Re: Practical maximums (was Re: PostgreSQL theoretical - Mailing list pgsql-general

From Jeff Davis
Subject Re: Practical maximums (was Re: PostgreSQL theoretical
Date
Msg-id 1155055646.12968.109.camel@dogma.v10.wvs
Whole thread Raw
In response to Re: Practical maximums (was Re: PostgreSQL theoretical  (Ron Johnson <ron.l.johnson@cox.net>)
Responses Re: Practical maximums (was Re: PostgreSQL theoretical  (Jeff Davis <pgsql@j-davis.com>)
List pgsql-general
On Mon, 2006-08-07 at 21:10 -0500, Ron Johnson wrote:
> > What situation are you worried about here exactly?
>
> Backing up a large database in a limited amount of time.
>
> If the DB is large enough, and the time is short enough, then the
> single-reader pg_dump can not read the data fast enough (especially
> if other operations are pounding the disk system) to meet the time
> limit.
>
> Thus, the need (some times) for multiple readers.
>

Oh, I see. You're not only worried about write speed (to tape), but also
the ability of pg_dump to read from all your disk spindles at once to
get fast enough read speed.

If you use PITR, the during the backup you can copy the data directory
in any order that you want. It should be pretty easy to get it to copy
from multiple streams in that way. You can use tar to create a single
stream out of each tablespace, and then multiplex the stream to multiple
tapes so that it can write quickly enough.

It's not as easy to create multiple reading streams using pg_dump,
because each transaction can have at most one COPY going at a time. You
might be able to hack up something, but I think PITR is the way to go.

> But, you say: do PITR and weekly full backups.  Ok.  Say you do
> Saturday night backups and nightly PITR backups.  And the disk
> system barfs hard on Friday.  If the Tuesday night PITR tape has a
> parity error, you're hosed and have lost 3 days of data.
>

By modifying the scripts you use to multiplex the data, you can employ
some redundancy. I don't think it would be hard to include duplicate
blocks or parity blocks in the multiplex script.

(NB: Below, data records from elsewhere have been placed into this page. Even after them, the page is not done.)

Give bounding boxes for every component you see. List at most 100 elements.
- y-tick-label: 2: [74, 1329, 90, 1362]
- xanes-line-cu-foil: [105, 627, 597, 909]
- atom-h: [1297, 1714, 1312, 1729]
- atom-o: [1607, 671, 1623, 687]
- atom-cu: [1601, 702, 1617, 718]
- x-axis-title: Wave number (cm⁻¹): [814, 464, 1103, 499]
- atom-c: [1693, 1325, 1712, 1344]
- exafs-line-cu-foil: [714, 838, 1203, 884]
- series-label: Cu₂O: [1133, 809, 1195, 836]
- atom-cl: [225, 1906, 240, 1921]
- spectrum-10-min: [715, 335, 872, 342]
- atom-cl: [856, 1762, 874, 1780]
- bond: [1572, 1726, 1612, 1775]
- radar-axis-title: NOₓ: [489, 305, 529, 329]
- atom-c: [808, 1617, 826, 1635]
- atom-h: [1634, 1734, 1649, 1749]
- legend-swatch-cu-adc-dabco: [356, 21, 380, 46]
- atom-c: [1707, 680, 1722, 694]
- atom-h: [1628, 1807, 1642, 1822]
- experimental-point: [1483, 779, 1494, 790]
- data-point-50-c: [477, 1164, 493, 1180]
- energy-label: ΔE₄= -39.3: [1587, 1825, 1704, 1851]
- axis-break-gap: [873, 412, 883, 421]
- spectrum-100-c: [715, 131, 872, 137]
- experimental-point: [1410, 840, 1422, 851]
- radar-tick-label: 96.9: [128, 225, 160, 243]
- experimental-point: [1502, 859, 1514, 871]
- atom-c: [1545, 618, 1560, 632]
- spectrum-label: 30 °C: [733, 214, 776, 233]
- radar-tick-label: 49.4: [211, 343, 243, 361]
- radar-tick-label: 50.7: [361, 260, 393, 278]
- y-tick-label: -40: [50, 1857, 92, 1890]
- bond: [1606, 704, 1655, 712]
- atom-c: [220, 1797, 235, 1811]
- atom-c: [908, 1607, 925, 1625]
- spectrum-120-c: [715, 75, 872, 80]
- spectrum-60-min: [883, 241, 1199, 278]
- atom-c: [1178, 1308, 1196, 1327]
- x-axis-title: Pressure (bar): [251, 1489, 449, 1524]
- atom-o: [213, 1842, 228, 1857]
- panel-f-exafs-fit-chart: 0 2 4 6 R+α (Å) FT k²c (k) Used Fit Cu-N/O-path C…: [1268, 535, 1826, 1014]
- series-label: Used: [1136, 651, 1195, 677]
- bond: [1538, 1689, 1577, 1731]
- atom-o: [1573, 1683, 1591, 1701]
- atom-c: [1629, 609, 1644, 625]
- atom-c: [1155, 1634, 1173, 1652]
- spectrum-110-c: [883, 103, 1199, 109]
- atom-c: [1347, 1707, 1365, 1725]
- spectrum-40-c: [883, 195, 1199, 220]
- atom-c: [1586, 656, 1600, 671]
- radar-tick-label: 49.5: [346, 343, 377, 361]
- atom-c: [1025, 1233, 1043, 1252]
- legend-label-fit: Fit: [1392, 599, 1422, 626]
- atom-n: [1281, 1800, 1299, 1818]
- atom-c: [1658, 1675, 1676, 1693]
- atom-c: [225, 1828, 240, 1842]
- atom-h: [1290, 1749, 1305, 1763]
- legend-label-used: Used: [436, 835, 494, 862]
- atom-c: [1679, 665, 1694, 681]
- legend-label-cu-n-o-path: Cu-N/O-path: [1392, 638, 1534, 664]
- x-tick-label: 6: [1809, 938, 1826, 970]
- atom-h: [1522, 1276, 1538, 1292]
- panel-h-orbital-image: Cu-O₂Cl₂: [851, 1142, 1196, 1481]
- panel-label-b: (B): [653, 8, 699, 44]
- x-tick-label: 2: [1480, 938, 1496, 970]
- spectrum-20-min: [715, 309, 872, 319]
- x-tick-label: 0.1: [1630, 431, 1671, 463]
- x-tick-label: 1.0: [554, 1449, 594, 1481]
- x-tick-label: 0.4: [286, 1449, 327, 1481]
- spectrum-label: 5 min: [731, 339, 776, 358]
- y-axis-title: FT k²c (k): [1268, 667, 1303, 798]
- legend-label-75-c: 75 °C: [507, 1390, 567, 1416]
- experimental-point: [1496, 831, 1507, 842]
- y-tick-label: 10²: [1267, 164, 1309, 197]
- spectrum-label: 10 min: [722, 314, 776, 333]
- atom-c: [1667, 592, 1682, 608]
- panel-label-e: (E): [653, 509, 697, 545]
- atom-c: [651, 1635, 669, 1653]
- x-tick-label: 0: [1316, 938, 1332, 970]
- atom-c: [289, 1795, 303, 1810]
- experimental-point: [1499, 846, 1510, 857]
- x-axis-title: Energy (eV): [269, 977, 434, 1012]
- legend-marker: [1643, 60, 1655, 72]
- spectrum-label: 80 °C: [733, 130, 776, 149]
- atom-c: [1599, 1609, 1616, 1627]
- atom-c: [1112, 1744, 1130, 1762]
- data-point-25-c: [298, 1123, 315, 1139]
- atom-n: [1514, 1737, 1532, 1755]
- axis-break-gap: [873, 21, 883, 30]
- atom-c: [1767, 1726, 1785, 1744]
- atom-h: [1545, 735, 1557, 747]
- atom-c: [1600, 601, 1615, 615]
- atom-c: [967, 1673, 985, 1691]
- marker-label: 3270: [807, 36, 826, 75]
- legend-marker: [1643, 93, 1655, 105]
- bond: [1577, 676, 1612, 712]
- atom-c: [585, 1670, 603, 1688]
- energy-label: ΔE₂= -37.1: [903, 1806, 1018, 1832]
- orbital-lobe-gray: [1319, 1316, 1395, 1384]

By creating multiple reading streams, one for each tablespace, and then
writing each stream to multiple tapes (with parity blocks), you should
be able to back up at the speed your hardware allows, and restore at the
speed your hardware allows. Furthermore, with PITR you can do
incremental backups continuously and wait 'til the weekend to do a full
backup.

I'm imagining something similar to the following:
mydb=# select pg_start_backup('mybackup');

$ tar zcf - /path/to/pgdata | mux.script /dev/st0 /dev/st1 /dev/st2
$ tar zcf - /path/to/tablespace1 | mux.script /dev/st3 /dev/st4 /dev/st5
$ tar zcf - /path/to/tablespace2 | mux.script /dev/st6 /dev/st7 /dev/st8

mydb=# select pg_stop_backup(); -- in same connection as pg_start_backup

Where mux.script can write to three tapes and use parity blocks. Adjust
based on the number of tapes you actually have.